Don Boudreaux’s WSJ article on “insider trading”

October 24, 2009

by Sandy Ikeda

Congratulations to Don Boudreaux for his article debunking insider-trading regulations, “Learning to love insider trading,” which covers the entire front page of the Weekend Journal section of this morning’s paper.

Prohibitions on insider trading prevent the market from adjusting as quickly as possible to changes in the demand for, and supply of, corporate assets. The result is prices that lie. And when prices lie, market participants are misled into behaving in ways that harm not only themselves but also the economy writ large.

With last week’s arrest of Galleon hedge-fund founder Raj Rajaratnam, insider trading has been very much in the news.  And now Don has done an excellent job of using and extending arguments originating with Henry Manne to help us understand just what is and isn’t at stake.

One Response to “Don Boudreaux’s WSJ article on “insider trading””


  1. Interesting, but I have some suspicion of the argument that insider trading necessarily helps the market find the “true” value of an asset faster. I’m sure it *can* do this (to the extent “true value” is even meaningful), but it also makes it easier for insiders to manipulate prices. Goldman Sachs, for example, appears to do the following: (i) it conducts an analysis that determines some asset in underpriced, (ii) it calls together a few strictly limited “friends” who are given this info, and then after they’ve had time to act on it (iii) GS publishes this info to its subscribers.

    I’m not sure GS has any special knowledge of what is underpriced. It seems as likely to me that it’s simply creating demand, and letting the most-well-heeled of its subscribers in on the deal…for an extra fee, of course.
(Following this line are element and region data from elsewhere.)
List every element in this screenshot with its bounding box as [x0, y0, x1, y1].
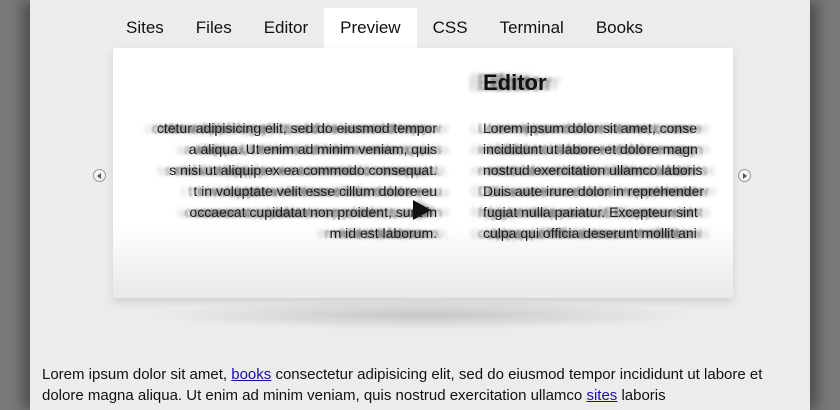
arrow-right-icon[interactable] — [738, 169, 751, 182]
slide-line: fugiat nulla pariatur. Excepteur sint — [483, 204, 698, 220]
page-container: Sites Files Editor Preview CSS Terminal … — [30, 0, 810, 410]
tab-books[interactable]: Books — [580, 8, 659, 48]
tab-terminal[interactable]: Terminal — [484, 8, 580, 48]
tab-preview[interactable]: Preview — [324, 8, 417, 48]
slide-line: occaecat cupidatat non proident, sunt in — [189, 204, 437, 220]
slide-text-left: ctetur adipisicing elit, sed do eiusmod … — [157, 118, 437, 244]
body-paragraph: Lorem ipsum dolor sit amet, books consec… — [42, 364, 782, 406]
play-icon[interactable] — [413, 200, 431, 220]
slide-line: s nisi ut aliquip ex ea commodo consequa… — [169, 162, 437, 178]
slide-text-right: Lorem ipsum dolor sit amet, conse incidi… — [483, 118, 704, 244]
slide-line: nostrud exercitation ullamco laboris — [483, 162, 703, 178]
slide-line: ctetur adipisicing elit, sed do eiusmod … — [156, 120, 437, 136]
slide-line: t in voluptate velit esse cillum dolore … — [193, 183, 437, 199]
stage-reflection — [148, 300, 698, 330]
slide-line: culpa qui officia deserunt mollit ani — [483, 225, 697, 241]
preview-slideshow: Editor ctetur adipisicing elit, sed do e… — [113, 48, 733, 298]
sites-link[interactable]: sites — [586, 387, 617, 404]
slide-title: Editor — [483, 70, 547, 95]
tab-editor[interactable]: Editor — [248, 8, 324, 48]
books-link[interactable]: books — [231, 366, 271, 383]
tab-files[interactable]: Files — [180, 8, 248, 48]
slide-line: Lorem ipsum dolor sit amet, conse — [483, 120, 697, 136]
body-text-1: Lorem ipsum dolor sit amet, — [42, 366, 232, 383]
body-text-3: laboris — [617, 387, 666, 404]
slide-line: Duis aute irure dolor in reprehender — [483, 183, 705, 199]
arrow-left-icon[interactable] — [93, 169, 106, 182]
slide-line: m id est laborum. — [329, 225, 437, 241]
tab-css[interactable]: CSS — [417, 8, 484, 48]
tab-bar: Sites Files Editor Preview CSS Terminal … — [110, 8, 659, 48]
slide-line: a aliqua. Ut enim ad minim veniam, quis — [188, 141, 437, 157]
tab-sites[interactable]: Sites — [110, 8, 180, 48]
slide-line: incididunt ut labore et dolore magn — [483, 141, 698, 157]
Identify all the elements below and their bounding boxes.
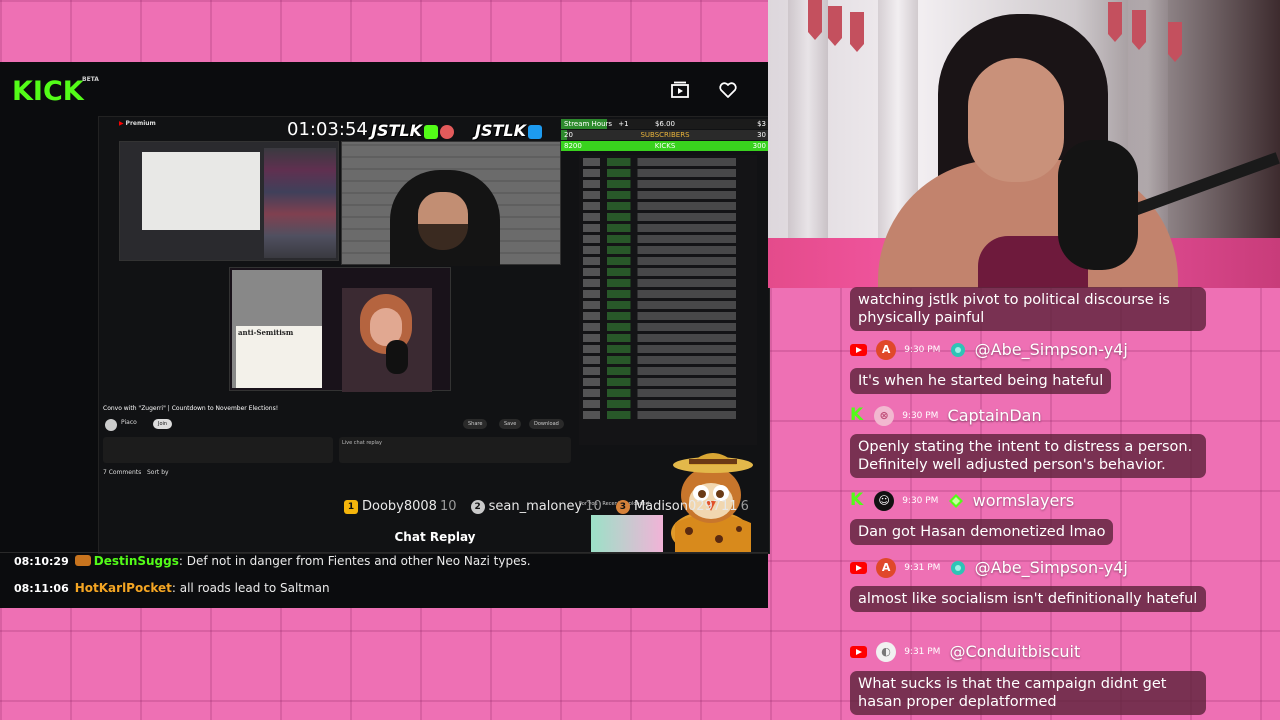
chat-username[interactable]: @Conduitbiscuit xyxy=(950,642,1081,661)
chat-username[interactable]: wormslayers xyxy=(973,491,1075,510)
subscriber-badge-icon xyxy=(74,555,91,566)
chat-message-text: What sucks is that the campaign didnt ge… xyxy=(850,671,1206,715)
sort-by-button[interactable]: Sort by xyxy=(147,469,169,476)
guest-webcam xyxy=(341,141,561,266)
message-time: 08:10:29 xyxy=(14,555,69,568)
message-text: : Def not in danger from Fientes and oth… xyxy=(178,554,531,568)
message-text: : all roads lead to Saltman xyxy=(171,581,330,595)
video-description[interactable] xyxy=(103,437,333,463)
channel-row: Piaco Join Share Save Download xyxy=(103,417,564,437)
message-time: 08:11:06 xyxy=(14,582,69,595)
kick-icon: K xyxy=(850,490,864,510)
gem-badge-icon xyxy=(948,493,963,508)
channel-name[interactable]: Piaco xyxy=(121,419,137,426)
kick-beta-badge: BETA xyxy=(82,76,99,83)
youtube-icon xyxy=(850,343,867,356)
kick-player-panel: KICK BETA ▶ Premium 01:03:54 JSTLK JSTLK… xyxy=(0,62,770,608)
chat-message-text: Openly stating the intent to distress a … xyxy=(850,434,1206,478)
avatar: ◐ xyxy=(876,641,897,662)
comments-count: 7 Comments Sort by xyxy=(103,469,169,476)
twitter-icon xyxy=(527,124,542,139)
chat-replay-title: Chat Replay xyxy=(394,530,476,544)
kicks-goal: 8200 KICKS 300 xyxy=(561,141,769,151)
theatre-mode-icon[interactable] xyxy=(670,80,690,100)
chat-username[interactable]: @Abe_Simpson-y4j xyxy=(975,558,1128,577)
leaderboard-name[interactable]: Madison029711 xyxy=(634,499,738,514)
gift-leaderboard: 1 Dooby8008 10 2 sean_maloney 10 3 Madison029… xyxy=(344,499,759,514)
chat-message-text: watching jstlk pivot to political discou… xyxy=(850,287,1206,331)
chat-message-header: A 9:31 PM @Abe_Simpson-y4j xyxy=(850,557,1128,579)
chat-divider xyxy=(0,552,768,553)
pip-guest-feed: anti-Semitism xyxy=(232,270,322,388)
avatar: ☺ xyxy=(874,490,895,511)
globe-badge-icon xyxy=(950,560,965,575)
youtube-icon xyxy=(850,561,867,574)
youtube-icon xyxy=(850,645,867,658)
share-button[interactable]: Share xyxy=(463,419,488,429)
record-icon xyxy=(439,124,454,139)
message-time: 9:30 PM xyxy=(904,344,941,355)
message-time: 9:31 PM xyxy=(904,646,941,657)
message-username[interactable]: DestinSuggs xyxy=(94,554,179,568)
chat-message-header: K ☺ 9:30 PM wormslayers xyxy=(850,490,1074,512)
leaderboard-name[interactable]: Dooby8008 xyxy=(362,499,437,514)
leaderboard-score: 10 xyxy=(439,499,457,514)
channel-avatar[interactable] xyxy=(105,419,117,431)
rank-badge: 3 xyxy=(615,500,630,514)
video-player[interactable]: ▶ Premium 01:03:54 JSTLK JSTLK Stream Ho… xyxy=(98,116,770,554)
youtube-video-title: Convo with "Zugerri" | Countdown to Nove… xyxy=(103,405,279,412)
chat-replay-message: 08:11:06 HotKarlPocket: all roads lead to… xyxy=(14,581,330,595)
picture-in-picture: anti-Semitism xyxy=(229,267,451,392)
leaderboard-item: 2 sean_maloney 10 xyxy=(470,499,602,514)
chat-message-header: ◐ 9:31 PM @Conduitbiscuit xyxy=(850,641,1080,663)
stream-timer: 01:03:54 xyxy=(287,119,368,140)
avatar: A xyxy=(876,339,897,360)
pip-document: anti-Semitism xyxy=(236,326,322,388)
embedded-live-chat xyxy=(579,155,757,445)
shared-screen-browser xyxy=(119,141,339,261)
live-chat-replay-box[interactable]: Live chat replay xyxy=(339,437,571,463)
chat-username[interactable]: @Abe_Simpson-y4j xyxy=(975,340,1128,359)
message-username[interactable]: HotKarlPocket xyxy=(75,581,172,595)
chat-message-text: Dan got Hasan demonetized lmao xyxy=(850,519,1114,545)
youtube-premium-logo: ▶ Premium xyxy=(119,120,156,127)
chat-message-header: K ⊗ 9:30 PM CaptainDan xyxy=(850,405,1042,427)
download-button[interactable]: Download xyxy=(529,419,564,429)
save-button[interactable]: Save xyxy=(499,419,522,429)
message-time: 9:30 PM xyxy=(902,495,939,506)
rank-badge: 1 xyxy=(344,500,358,514)
stream-hours-goal: Stream Hours +1 $6.00 $3 xyxy=(561,119,769,129)
message-time: 9:31 PM xyxy=(904,562,941,573)
leaderboard-score: 10 xyxy=(585,499,602,514)
leaderboard-name[interactable]: sean_maloney xyxy=(489,499,583,514)
avatar: ⊗ xyxy=(874,405,895,426)
chat-replay-message: 08:10:29 DestinSuggs: Def not in danger f… xyxy=(14,554,531,568)
leaderboard-item: 3 Madison029711 6 xyxy=(615,499,749,514)
globe-badge-icon xyxy=(950,342,965,357)
leaderboard-item: 1 Dooby8008 10 xyxy=(344,499,457,514)
leaderboard-score: 6 xyxy=(740,499,749,514)
chat-message-text: It's when he started being hateful xyxy=(850,368,1112,394)
document-preview xyxy=(142,152,260,230)
chat-username[interactable]: CaptainDan xyxy=(948,406,1042,425)
streamer-face xyxy=(968,58,1064,182)
streamer-webcam xyxy=(768,0,1280,288)
join-button[interactable]: Join xyxy=(153,419,173,429)
jstlk-kick-tag: JSTLK xyxy=(371,121,454,140)
heart-icon[interactable] xyxy=(718,80,738,100)
pip-host-feed xyxy=(342,288,432,392)
jstlk-twitter-tag: JSTLK xyxy=(475,121,542,140)
subscribers-goal: 20 SUBSCRIBERS 30 xyxy=(561,130,769,140)
chat-message-header: A 9:30 PM @Abe_Simpson-y4j xyxy=(850,339,1128,361)
video-thumbnails xyxy=(264,148,336,258)
microphone-icon xyxy=(1058,140,1138,270)
kick-icon: K xyxy=(850,405,864,425)
kick-logo[interactable]: KICK xyxy=(12,76,84,107)
message-time: 9:30 PM xyxy=(902,410,939,421)
rank-badge: 2 xyxy=(470,500,485,514)
avatar: A xyxy=(876,557,897,578)
kick-icon xyxy=(423,124,438,139)
chat-message-text: almost like socialism isn't definitional… xyxy=(850,586,1206,612)
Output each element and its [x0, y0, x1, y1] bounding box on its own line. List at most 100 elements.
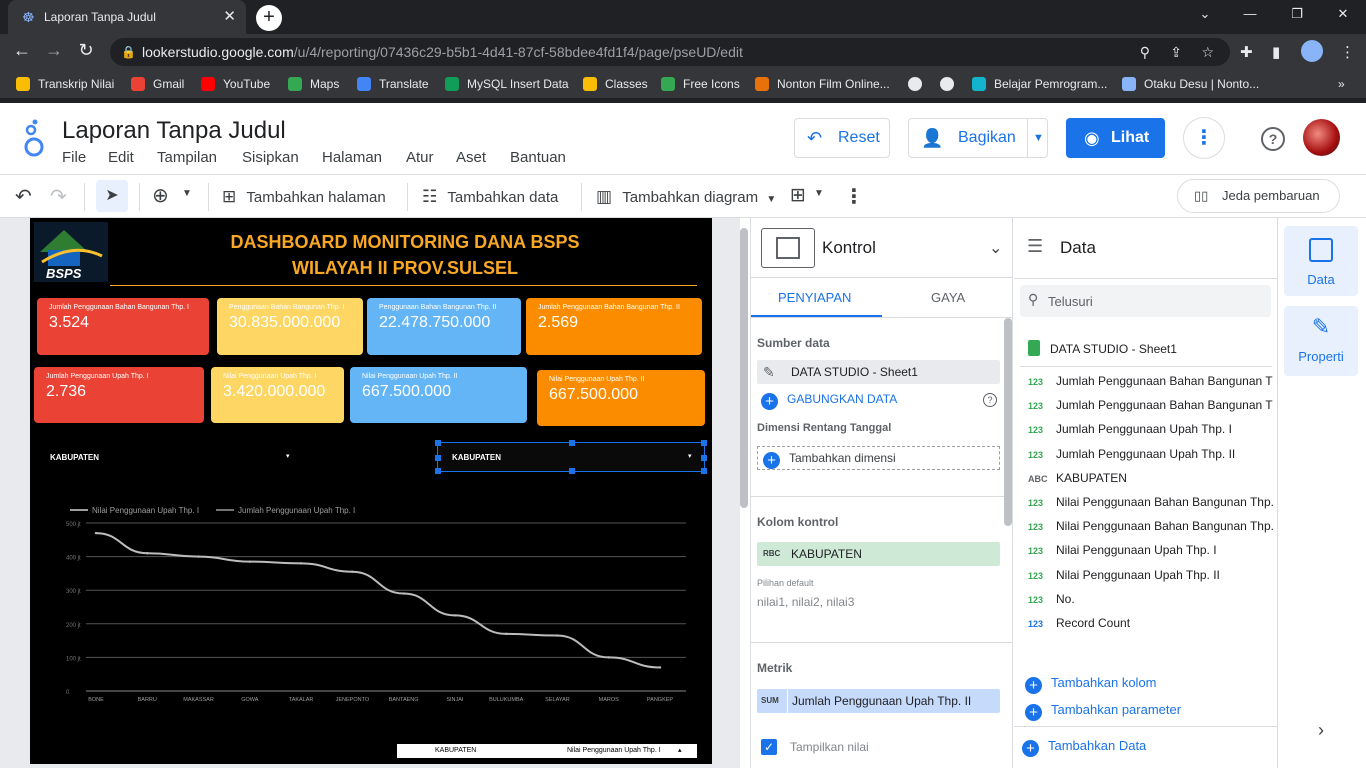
menu-view[interactable]: Tampilan [157, 149, 217, 166]
kabupaten-filter-control-selected[interactable]: KABUPATEN ▾ [435, 440, 707, 474]
line-chart[interactable]: Nilai Penggunaan Upah Thp. I Jumlah Pengg… [30, 498, 712, 708]
resize-handle[interactable] [701, 455, 707, 461]
data-point[interactable] [658, 666, 662, 669]
control-field-chip[interactable]: RBC KABUPATEN [757, 542, 1000, 566]
resize-handle[interactable] [701, 440, 707, 446]
bookmark-gmail[interactable]: Gmail [131, 77, 184, 91]
data-point[interactable] [607, 656, 610, 659]
zoom-icon[interactable]: ⚲ [1140, 38, 1150, 66]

Apparently this activity doesn’t qualify as insider trading (or maybe its just that GS gets its usual “bye” from the feds), but it does suggest how insider trading could be used to screw up the market. An executive could intentionally wreck a company and profit from it — essentially what happened with Enron, in fact.

    To me, this issue is ambiguous. Government has no good solution, and has inferior information and twisted incentives, and can use this power arbitrarily, e.g. against smalltime billionaires with funny names instead of the real crooks at GS. But the alleged benefits of insider trading seem largely a chimera. I don’t feel much sympathy for Rajaratnam, anyway.

    (I already took Boudreaux to task on this issue on his blog, BTW, although this was in passing while congratulating him for winning the Szasz Prize.)